Question

There is a small black dot at the centre C of a solid glass sphere of refractive index $\mu$. When seen from outside comment on the location of the dot.
A. Away from C for all values of $\mu$
B. At C for all values of $\mu$
C. At C for $\mu = 1.5$, but away from C for $\mu \ne 1.5$
D. At C only for $\sqrt 2 < \mu < 1.5$

Answer 1

The ray of light from the centre of the sphere strikes the surface of a sphere at ${90^ \circ }$, it is the same as the radius. We know that the radius of a sphere falls normally on the surface of the sphere. In refraction at curved surfaces we take the radius at the point of incidence as the normal. So, in this case the incident ray and normal coincides. Which means the angle between the normal and the incident ray is zero. Snell's law states that the refractive index of a medium is the ratio of the sine of angle of incidence to the sine of angle of refraction. Refractive index can also be calculated as the ratio of speed of light in one medium to the speed of light in another.
Using all this information, we can find the answer to the question.

Complete answer:
Given a black dot is at the centre C of a solid glass sphere.
The refractive index of the sphere is $\mu$.
Let us create the diagrammatic representation of the situation.

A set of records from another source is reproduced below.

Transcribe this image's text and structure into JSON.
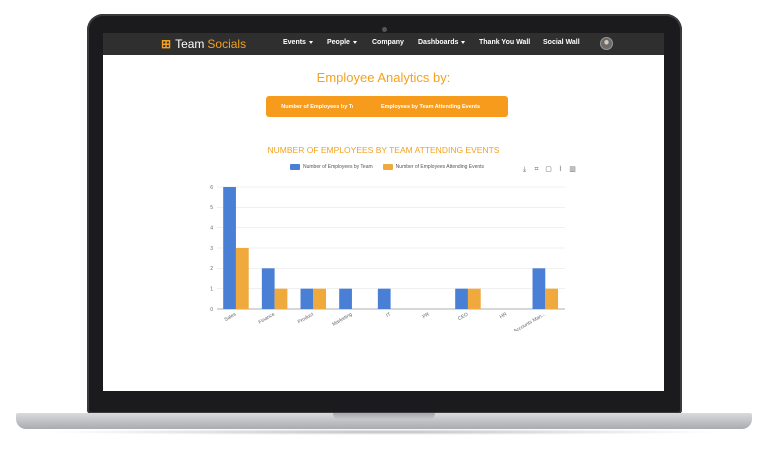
{
  "nav": {
    "brand_primary": "Team",
    "brand_secondary": "Socials",
    "items": [
      {
        "label": "Events",
        "dropdown": true
      },
      {
        "label": "People",
        "dropdown": true
      },
      {
        "label": "Company",
        "dropdown": false
      },
      {
        "label": "Dashboards",
        "dropdown": true
      },
      {
        "label": "Thank You Wall",
        "dropdown": false
      },
      {
        "label": "Social Wall",
        "dropdown": false
      }
    ]
  },
  "page": {
    "title": "Employee Analytics by:",
    "button_by_team": "Number of Employees by Team",
    "button_attending": "Employees by Team Attending Events"
  },
  "colors": {
    "accent": "#f79b1c",
    "series_team": "#4a7fd6",
    "series_attending": "#f0a93d",
    "nav_bg": "#2f2f30"
  },
  "toolbox": [
    "download-icon",
    "crop-icon",
    "restore-icon",
    "line-chart-icon",
    "bar-chart-icon"
  ],
  "chart_data": {
    "type": "bar",
    "title": "NUMBER OF EMPLOYEES BY TEAM ATTENDING EVENTS",
    "categories": [
      "Sales",
      "Finance",
      "Product",
      "Marketing",
      "IT",
      "PR",
      "CEO",
      "HR",
      "Accounts Man..."
    ],
    "series": [
      {
        "name": "Number of Employees by Team",
        "values": [
          6,
          2,
          1,
          1,
          1,
          0,
          1,
          0,
          2
        ]
      },
      {
        "name": "Number of Employees Attending Events",
        "values": [
          3,
          1,
          1,
          0,
          0,
          0,
          1,
          0,
          1
        ]
      }
    ],
    "y_ticks": [
      "0",
      "1",
      "2",
      "3",
      "4",
      "5",
      "6"
    ],
    "ylim": [
      0,
      6
    ],
    "grid": true,
    "legend_position": "top"
  }
}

The rays originating from the black dot will strike the surface of the sphere at ${90^ \circ }$. This is because any line drawn from the centre of a sphere towards the surface will be the radius and it will always strike the surface at an angle ${90^ \circ }$ .
We know that in refraction at curved surfaces we take the normal at the point of incidence as the line joining the point to the centre of curvature of the sphere of which the curved surface is a part. Hence, here the incident ray and the normal are the same.They coincide with each other which means the angle between the normal and the incident ray is zero. The angle of incidence $i$ is equal to zero.
Snell's law states that the refractive index of a medium is the ratio of the sine of angle of incidence to the sine of angle of refraction.
$n = \dfrac{{\sin i}}{{\sin r}}$
Where $i$ is angle of incidence and $r$ is the angle of refraction.
Refractive index can also be calculated as the ratio of speed of light in one medium to the speed of light in another.
$n = \dfrac{{{v_1}}}{{{v_2}}}$ where ${v_1}$ is the speed of light in the first medium and ${v_2}$ is the speed of light in the second medium.
Therefore,
$\Rightarrow \dfrac{{\sin i}}{{\sin r}} = \dfrac{{{v_1}}}{{{v_2}}}$
$\Rightarrow {v_2}\sin i = {v_{_1}}\sin r$
Here since angle of incidence is equal to ${90^ \circ }$, $\sin i = 0$
$\Rightarrow {v_2} \times 0 = {v_1}\sin r$
$\Rightarrow \sin r = 0$
Since speed in both medium cannot be zero $\sin r$ must be equal to zero.$\therefore r = 0$.
That is, the angle of refraction is zero. That is the angle between the refracted ray and the normal should be zero. So, the ray will travel without any deviation. This is the case when the ray from origin strikes the surface in any direction. Therefore, the position of the dot will be the same from any direction. Hence, the dot will appear at the centre itself.

So, the answer is option B.

Note:
We know that any line drawn from the centre of curvature to the surface of the sphere will be normal. Since the dot is at the centre all the rays originating from it at any direction will fall on the surface of the sphere at ${90^ \circ }$ . But if the dot is at any other point inside the sphere the position of the dot as seen from outside will be different.